When perfectly roasted to a golden brown and the cloves are soft, cut a French baguette into slices. Squeeze the garlic paste out of the bulb and spread over the bread. Brush with some olive oil. Place on a rack over the fire and grill to a crisp golden brown.
ROASTED TOMATO & ONION BURRATA:
Transfer the tomato and onions to a large plate. Place 4 ounces of burrata on top of the blistered tomatoes, arrange the bread in a semi-circle around the plate, and garnish with fresh basil.
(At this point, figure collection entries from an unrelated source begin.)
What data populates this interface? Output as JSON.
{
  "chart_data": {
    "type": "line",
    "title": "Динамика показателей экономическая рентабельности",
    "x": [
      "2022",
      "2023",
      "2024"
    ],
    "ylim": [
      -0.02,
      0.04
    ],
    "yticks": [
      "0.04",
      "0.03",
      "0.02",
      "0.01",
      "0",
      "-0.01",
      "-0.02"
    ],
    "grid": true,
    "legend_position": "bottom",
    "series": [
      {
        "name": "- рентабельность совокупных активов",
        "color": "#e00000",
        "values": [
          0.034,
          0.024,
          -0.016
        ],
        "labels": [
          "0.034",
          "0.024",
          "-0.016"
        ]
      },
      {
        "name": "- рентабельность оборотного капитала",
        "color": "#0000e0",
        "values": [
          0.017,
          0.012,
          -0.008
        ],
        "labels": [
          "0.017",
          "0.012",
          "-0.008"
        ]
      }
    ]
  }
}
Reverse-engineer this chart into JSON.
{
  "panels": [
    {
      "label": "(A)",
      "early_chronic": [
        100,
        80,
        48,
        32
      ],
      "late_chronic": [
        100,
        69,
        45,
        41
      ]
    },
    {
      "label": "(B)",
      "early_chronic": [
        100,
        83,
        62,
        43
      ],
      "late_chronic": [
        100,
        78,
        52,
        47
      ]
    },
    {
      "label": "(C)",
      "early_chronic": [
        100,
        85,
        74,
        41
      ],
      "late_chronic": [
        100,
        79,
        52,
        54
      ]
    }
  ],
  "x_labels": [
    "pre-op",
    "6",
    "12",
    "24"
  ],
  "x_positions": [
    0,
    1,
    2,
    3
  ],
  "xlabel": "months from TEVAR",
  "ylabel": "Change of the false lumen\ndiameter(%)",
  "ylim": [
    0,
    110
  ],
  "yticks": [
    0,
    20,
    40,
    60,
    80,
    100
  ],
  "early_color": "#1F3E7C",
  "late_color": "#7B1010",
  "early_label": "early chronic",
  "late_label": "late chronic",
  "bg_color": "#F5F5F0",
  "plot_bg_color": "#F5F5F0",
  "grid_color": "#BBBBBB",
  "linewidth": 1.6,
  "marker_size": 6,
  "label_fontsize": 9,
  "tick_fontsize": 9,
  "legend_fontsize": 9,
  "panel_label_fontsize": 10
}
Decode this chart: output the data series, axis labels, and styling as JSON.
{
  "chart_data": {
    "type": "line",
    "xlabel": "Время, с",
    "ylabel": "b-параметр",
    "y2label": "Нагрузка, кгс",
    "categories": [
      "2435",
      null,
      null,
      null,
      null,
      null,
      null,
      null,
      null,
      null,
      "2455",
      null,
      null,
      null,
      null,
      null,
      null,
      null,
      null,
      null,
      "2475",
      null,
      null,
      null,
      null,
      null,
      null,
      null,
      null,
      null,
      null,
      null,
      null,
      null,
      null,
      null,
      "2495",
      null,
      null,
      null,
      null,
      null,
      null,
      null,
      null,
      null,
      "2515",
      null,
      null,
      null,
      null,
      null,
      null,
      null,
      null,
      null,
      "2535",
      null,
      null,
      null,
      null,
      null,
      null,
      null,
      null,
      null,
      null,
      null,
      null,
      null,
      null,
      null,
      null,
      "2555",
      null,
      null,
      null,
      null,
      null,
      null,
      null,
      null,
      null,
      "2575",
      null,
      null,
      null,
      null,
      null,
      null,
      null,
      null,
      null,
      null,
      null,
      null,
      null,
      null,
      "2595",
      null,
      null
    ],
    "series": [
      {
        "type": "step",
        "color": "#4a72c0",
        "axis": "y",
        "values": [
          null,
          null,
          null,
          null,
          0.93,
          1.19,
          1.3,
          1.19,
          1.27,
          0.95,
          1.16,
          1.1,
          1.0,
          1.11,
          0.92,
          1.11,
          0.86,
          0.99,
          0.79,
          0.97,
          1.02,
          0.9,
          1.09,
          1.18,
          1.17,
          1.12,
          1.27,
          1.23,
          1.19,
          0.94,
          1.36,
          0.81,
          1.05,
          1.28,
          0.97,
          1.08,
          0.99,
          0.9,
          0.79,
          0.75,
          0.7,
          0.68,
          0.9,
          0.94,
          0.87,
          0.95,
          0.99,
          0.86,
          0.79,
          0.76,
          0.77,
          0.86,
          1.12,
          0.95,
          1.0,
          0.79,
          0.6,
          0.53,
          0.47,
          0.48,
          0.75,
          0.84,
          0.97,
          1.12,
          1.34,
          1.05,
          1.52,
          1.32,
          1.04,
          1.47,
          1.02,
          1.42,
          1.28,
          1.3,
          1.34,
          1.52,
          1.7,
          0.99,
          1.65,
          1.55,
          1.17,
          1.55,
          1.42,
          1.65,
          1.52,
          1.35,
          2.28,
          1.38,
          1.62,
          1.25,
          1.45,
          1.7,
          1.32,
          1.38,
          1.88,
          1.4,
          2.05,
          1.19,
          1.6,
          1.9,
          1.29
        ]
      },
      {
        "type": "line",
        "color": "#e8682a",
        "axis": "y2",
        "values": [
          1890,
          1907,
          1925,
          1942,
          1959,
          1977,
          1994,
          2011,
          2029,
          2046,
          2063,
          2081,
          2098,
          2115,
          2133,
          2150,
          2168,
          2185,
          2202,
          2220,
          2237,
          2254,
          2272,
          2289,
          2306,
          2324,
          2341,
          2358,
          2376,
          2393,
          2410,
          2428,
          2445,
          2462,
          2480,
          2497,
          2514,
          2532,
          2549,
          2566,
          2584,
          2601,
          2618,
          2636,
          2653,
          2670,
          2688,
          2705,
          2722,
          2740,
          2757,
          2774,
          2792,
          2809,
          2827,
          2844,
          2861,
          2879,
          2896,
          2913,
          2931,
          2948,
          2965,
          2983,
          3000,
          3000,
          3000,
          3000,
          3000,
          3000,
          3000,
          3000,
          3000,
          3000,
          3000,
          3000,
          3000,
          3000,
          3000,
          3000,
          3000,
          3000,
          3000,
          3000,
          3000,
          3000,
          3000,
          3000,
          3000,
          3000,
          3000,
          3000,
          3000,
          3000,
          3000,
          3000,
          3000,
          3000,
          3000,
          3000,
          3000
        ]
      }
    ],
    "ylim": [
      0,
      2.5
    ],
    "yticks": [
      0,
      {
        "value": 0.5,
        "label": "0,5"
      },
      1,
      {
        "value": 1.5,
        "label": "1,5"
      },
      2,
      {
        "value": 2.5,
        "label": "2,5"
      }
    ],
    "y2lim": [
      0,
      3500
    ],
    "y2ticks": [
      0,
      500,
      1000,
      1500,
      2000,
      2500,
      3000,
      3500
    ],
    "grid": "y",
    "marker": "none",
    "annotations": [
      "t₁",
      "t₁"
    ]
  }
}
Pour another glass of wine and enjoy friends and the last days of summer.
- 1½ cups tomatoes, chopped
- 1 small yellow onion, sliced
- 3-4 tablespoons olive oil
- Salt and pepper to taste
- 1 French baguette
- 1 roasted garlic bulb
- Olive oil, for brushing
- 4 ounces burrata
- 3 fresh basil leaves
Preheat oven to 450⁰.
Toss tomatoes and onions in olive oil and add salt and pepper and a dash of vinegar, to taste. Sauté on high heat for 5 minutes until tomatoes begin to blister. Transfer to a baking dish and bake for 4 minutes.
To make crostini: Cut the tops off of 2 – 3 garlic bulbs, drizzle with olive oil and salt & pepper. Roast in 425⁰ oven for 35 – 40 minutes. Cut bread into slices. Spread the garlic paste over slices and brush with olive oil. Grill to a crispy golden brown.
To plate, place burrata on top of tomato and onions, serve with crostini, and garnish with basil.